The concerns raised in the Black Lives Matters protests have stemmed in part from weeks of public dissatisfaction that the UK Government has failed to announce any measures for protecting its BAME communities. As an organisation, the NHS can  lead the way in showing that it does take the health of a large proportion of its workforce seriously (44% of NHS doctors are identified as being BAME).

BAME staff risk assessments should therefore be clarified and simplified for usage. There should be a clear timescale for completion with a clear plan for realistic options for protecting staff and both organisational responsibility and accountability for completion.
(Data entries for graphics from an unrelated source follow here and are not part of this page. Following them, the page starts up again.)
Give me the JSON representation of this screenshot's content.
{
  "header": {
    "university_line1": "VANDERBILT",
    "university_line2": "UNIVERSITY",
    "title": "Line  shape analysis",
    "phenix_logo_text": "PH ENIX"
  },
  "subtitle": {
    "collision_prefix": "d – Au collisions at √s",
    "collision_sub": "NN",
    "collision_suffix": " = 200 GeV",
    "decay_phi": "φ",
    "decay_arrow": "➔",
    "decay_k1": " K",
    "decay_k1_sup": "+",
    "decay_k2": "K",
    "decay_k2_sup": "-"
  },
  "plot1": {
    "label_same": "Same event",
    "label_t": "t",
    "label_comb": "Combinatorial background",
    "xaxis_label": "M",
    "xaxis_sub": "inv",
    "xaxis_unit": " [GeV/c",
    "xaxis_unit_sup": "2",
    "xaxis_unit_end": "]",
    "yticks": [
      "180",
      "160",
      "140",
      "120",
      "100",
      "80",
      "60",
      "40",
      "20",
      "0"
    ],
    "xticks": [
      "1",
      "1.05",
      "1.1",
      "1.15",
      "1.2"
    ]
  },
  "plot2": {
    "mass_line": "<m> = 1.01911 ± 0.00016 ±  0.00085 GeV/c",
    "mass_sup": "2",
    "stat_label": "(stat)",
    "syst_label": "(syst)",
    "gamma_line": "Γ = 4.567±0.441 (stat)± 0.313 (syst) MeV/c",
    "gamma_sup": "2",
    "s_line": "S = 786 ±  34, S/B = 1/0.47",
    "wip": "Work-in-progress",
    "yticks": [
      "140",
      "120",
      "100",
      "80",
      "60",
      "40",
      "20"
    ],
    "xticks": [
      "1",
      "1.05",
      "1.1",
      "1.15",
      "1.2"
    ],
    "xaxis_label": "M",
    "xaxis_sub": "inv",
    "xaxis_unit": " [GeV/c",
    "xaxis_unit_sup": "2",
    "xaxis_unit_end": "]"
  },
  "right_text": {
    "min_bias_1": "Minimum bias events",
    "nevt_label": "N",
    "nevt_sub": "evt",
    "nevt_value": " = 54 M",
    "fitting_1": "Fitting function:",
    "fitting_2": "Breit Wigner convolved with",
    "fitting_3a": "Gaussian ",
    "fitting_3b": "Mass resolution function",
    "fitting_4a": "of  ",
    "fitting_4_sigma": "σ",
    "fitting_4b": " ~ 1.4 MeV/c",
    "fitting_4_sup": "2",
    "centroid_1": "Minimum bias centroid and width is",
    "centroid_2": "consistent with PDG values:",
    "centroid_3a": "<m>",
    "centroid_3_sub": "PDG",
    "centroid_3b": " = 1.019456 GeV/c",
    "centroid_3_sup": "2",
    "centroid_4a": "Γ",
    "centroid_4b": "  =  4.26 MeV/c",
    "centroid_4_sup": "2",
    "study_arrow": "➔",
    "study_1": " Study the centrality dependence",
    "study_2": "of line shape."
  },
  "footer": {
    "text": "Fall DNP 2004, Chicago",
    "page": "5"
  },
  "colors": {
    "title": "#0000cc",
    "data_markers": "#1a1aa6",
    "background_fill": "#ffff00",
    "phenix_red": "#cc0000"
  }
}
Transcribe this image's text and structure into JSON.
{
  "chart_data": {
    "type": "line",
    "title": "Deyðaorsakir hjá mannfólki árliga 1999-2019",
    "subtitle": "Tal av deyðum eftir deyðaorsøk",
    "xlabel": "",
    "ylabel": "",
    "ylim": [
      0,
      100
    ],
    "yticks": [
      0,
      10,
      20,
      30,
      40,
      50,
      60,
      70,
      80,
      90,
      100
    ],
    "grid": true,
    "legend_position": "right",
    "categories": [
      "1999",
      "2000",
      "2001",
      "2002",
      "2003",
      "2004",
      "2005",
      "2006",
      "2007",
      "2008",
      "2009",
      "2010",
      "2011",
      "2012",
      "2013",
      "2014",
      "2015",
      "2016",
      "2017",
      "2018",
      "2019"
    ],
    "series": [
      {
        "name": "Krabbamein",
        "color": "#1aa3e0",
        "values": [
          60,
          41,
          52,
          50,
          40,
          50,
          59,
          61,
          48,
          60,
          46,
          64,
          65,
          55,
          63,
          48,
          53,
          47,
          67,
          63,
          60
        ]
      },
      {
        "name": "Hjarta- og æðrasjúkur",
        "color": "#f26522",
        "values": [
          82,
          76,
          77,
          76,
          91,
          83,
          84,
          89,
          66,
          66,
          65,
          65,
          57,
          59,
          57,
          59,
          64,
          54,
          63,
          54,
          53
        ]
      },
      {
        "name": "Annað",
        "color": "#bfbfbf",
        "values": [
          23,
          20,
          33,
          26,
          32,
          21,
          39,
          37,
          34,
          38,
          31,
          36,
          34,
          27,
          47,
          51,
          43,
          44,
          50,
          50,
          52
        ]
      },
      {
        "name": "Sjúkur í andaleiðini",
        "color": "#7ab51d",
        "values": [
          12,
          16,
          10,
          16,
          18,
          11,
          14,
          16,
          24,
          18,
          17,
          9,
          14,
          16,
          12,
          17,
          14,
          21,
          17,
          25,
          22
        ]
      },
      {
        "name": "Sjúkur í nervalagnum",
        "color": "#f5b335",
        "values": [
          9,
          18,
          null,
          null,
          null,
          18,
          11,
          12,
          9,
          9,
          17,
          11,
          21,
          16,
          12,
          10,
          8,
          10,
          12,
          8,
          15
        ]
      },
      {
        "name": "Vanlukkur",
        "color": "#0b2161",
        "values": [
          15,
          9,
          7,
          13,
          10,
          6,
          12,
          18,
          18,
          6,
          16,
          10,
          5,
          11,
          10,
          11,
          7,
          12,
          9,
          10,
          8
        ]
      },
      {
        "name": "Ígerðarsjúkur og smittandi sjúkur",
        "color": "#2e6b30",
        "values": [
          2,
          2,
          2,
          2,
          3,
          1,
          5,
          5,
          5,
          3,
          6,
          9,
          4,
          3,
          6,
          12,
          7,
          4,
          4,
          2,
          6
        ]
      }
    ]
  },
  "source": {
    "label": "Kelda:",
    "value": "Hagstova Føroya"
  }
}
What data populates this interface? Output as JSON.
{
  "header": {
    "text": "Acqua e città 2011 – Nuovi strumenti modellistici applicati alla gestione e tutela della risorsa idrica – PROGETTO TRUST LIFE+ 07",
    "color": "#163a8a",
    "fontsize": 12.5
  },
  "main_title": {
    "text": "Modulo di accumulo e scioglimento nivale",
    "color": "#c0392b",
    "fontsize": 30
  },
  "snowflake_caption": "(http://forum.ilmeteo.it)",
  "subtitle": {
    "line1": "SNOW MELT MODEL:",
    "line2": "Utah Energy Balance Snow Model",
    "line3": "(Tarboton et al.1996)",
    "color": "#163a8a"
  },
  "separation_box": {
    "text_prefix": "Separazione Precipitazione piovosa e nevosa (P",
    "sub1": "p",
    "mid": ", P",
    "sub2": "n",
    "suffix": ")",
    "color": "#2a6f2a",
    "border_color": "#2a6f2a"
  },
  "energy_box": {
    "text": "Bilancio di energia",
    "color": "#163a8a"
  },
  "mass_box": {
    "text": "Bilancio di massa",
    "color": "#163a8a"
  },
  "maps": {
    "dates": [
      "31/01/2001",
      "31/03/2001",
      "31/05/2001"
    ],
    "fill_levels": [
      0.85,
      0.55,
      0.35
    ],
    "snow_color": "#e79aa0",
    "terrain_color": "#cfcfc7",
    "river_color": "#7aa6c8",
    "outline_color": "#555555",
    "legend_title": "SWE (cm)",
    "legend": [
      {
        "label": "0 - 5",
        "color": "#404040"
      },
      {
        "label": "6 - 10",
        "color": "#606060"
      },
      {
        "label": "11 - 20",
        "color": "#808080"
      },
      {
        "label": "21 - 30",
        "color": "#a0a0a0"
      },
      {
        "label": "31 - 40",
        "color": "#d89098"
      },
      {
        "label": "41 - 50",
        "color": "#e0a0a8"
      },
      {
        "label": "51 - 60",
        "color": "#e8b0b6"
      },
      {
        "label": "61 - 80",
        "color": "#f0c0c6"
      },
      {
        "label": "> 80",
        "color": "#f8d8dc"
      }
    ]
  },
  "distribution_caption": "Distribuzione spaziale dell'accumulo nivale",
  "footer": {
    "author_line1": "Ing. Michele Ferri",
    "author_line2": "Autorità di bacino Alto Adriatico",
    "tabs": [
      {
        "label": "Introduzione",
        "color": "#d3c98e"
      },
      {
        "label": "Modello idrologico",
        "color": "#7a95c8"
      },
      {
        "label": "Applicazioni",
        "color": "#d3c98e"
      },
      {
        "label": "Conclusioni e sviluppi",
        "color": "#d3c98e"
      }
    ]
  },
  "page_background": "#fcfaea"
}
We should also be mindful that not all staff will know without blood tests and other measurements of health whether they have conditions which are considered risk factors and appropriate leave should be offered if this is something that they wish to explore. NHS leaders have a responsibility to empower and enable such staff to access the proposed ‘NHS BAME Staff Medical’.

Dr Sonali Dutta-Knight

Dr Sonali Dutta-Knight (MBBS BMedSci DFSRH) is a GP in Newcastle-upon-Tyne. She has taken an interest in the BAME Covid issue and is administrator of the Facebook Group ‘Health Professionals BAME Forum’  and is an active member of the BAME Primary Care Leaders Network. Follow her on twitter @TheBAMEGP or read her blog https://medium.com/the-bame-gp .

Declaration of interests

I have read and understood the BMJ Group policy on declaration of interests and declare the following interests: none.